Regulation 3.05 of the Fair Work Regulations 2009 (Cth) (FW Regulations) states that the assessment of earnings for the purposes of the high income threshold must take place “immediately before the dismissal“.

STINGER V 1 STEP COMMUNICATIONS PTY LTD [2020] FWC 3508

While the issue of salary manipulation “immediately before the dismissal” in the context of regulation 3.05 of the FW Regulations has remained untested for a long time, the Commission has finally addressed it in Stinger.

In Stinger, an executive level employee whose pre-reduction salary was above the high income threshold and who subsequently agreed to a salary reduction was held to be a person protected from unfair dismissal, even though the employer restored her pre-reduction salary on the day of the dismissal.

The employer argued that the employee’s salary exceeded the high income threshold at the time of dismissal. The employer also argued that the decision to restore the employee’s salary was not implemented for the purpose of avoiding the unfair dismissal jurisdiction, but to allow the employee to receive payment of her accrued entitlements at the higher rate. The employer submitted that the employee’s earnings should be ascertained by reference to her final payslip only.

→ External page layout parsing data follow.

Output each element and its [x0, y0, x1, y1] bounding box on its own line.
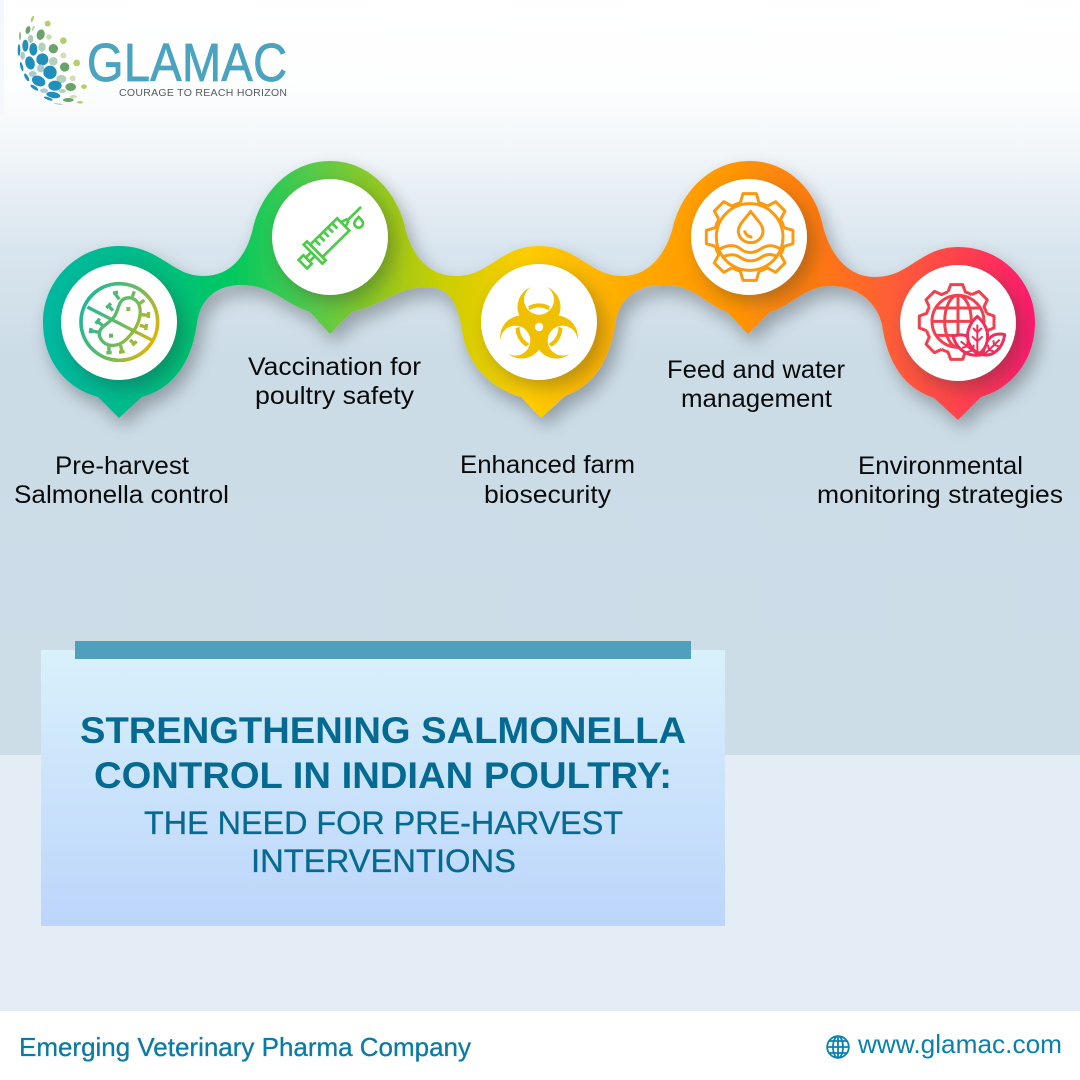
label: feed and water management: management	[681, 385, 832, 413]
label: feed and water management: Feed and water	[667, 356, 845, 384]
label: enhanced farm biosecurity	[460, 451, 635, 509]
footer strip	[0, 1011, 1080, 1080]
label: vaccination for poultry safety: Vaccination for	[248, 353, 421, 381]
title: bold lines	[80, 710, 686, 796]
title: subtitle lines	[144, 805, 623, 879]
background: left edge tint	[0, 0, 4, 115]
circle shadows inside the pins	[68, 187, 1023, 389]
pin 5: gear with globe and leaves icon	[900, 265, 1016, 381]
pin 2: syringe icon	[272, 179, 388, 295]
title: bold lines: STRENGTHENING SALMONELLA	[80, 710, 686, 751]
pin 1: no bacteria icon	[61, 264, 177, 380]
label: environmental monitoring strategies: monitoring strategies	[817, 481, 1063, 509]
title panel	[41, 641, 725, 926]
label: environmental monitoring strategies: Environmental	[858, 452, 1023, 480]
icon: globe	[827, 1036, 849, 1058]
label: enhanced farm biosecurity: Enhanced farm	[460, 451, 635, 479]
label: pre-harvest Salmonella control	[14, 452, 229, 509]
label: feed and water management	[667, 356, 845, 413]
logo: dot sphere	[18, 15, 87, 105]
label: pre-harvest Salmonella control: Pre-harvest	[55, 452, 189, 480]
title: subtitle lines: THE NEED FOR PRE-HARVEST	[144, 805, 623, 841]
logo: Glamac	[18, 15, 287, 105]
label: vaccination for poultry safety: poultry safety	[255, 382, 415, 410]
title accent bar	[75, 641, 691, 659]
logo: wordmark: GLAMAC	[87, 32, 287, 93]
pin 3: biohazard icon	[481, 264, 597, 380]
title panel background	[41, 650, 725, 926]
footer tagline: Emerging Veterinary Pharma Company	[19, 1032, 471, 1062]
label: enhanced farm biosecurity: biosecurity	[484, 481, 612, 509]
chain of five gradient pins	[43, 161, 1035, 420]
label: vaccination for poultry safety	[248, 353, 421, 410]
label: pre-harvest Salmonella control: Salmonella control	[14, 481, 229, 509]
background: lower band	[0, 755, 1080, 1011]
footer website: www.glamac.com	[857, 1029, 1062, 1059]
pin 4: gear with water drop icon	[691, 179, 807, 295]
background: upper gradient	[0, 0, 1080, 755]
logo: tagline: COURAGE TO REACH HORIZON	[119, 87, 287, 99]
title: subtitle lines: INTERVENTIONS	[251, 843, 516, 879]
title: bold lines: CONTROL IN INDIAN POULTRY:	[94, 755, 672, 796]
label: environmental monitoring strategies	[817, 452, 1063, 509]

On the other hand, the employee argued that her annual rate of earnings should be ascertained by reference to her post-reduction salary.

The Commission rejected the employer’s argument and ruled that the employee’s final payslip did not “provide a sound basis on which to ascertain the [employee’s] annual rate of earnings [for the purposes of the high income threshold]“. It also noted that in ascertaining the employee’s rate of annual earnings it is necessary to consider the circumstances leading up to dismissal. It therefore determined that the employee’s lower salary which was in place prior to the date of dismissal was the rate that applied. The Commission ruled that a different finding would “allow for the manipulation of the [employee’s] salary by the [employer] with the effect of denying the [employee] a right to challenge her dismissal“.

WHAT ARE THE IMPLICATIONS FOR EMPLOYERS?

Employers must be vigilant not only when implementing salary reductions, but also when an employee’s salary is increased, particularly if the increase places them above the high income threshold.

While the FW Regulations require earnings for the purposes of the high income threshold be assessed immediately before dismissal, Stinger explains this exercise does not involve a simple analysis of an employee’s final payslip.

Employers who have implemented COVID-19 related salary reductions for high income earners will face a challenge if they restore an employee’s salary above the high income threshold immediately before dismissal in an attempt to preclude them from making an unfair dismissal claim. However, that challenge might be overcome if:

  • The restoration of the employee’s salary is not made immediately before the dismissal; and
  • The restoration of salaries is made across the board and includes all staff (not just those being dismissed).

While high income employees are precluded from making unfair dismissal claims if they are also award or enterprise agreement free, employers should be wary that they still have access to a number of other protections under the FW Act (such as general protections claims) and anti-discrimination legislation. Employers must implement a well-planned and careful approach to redundancies and other dismissals to avoid employees challenging those decisions using the mechanisms available to them.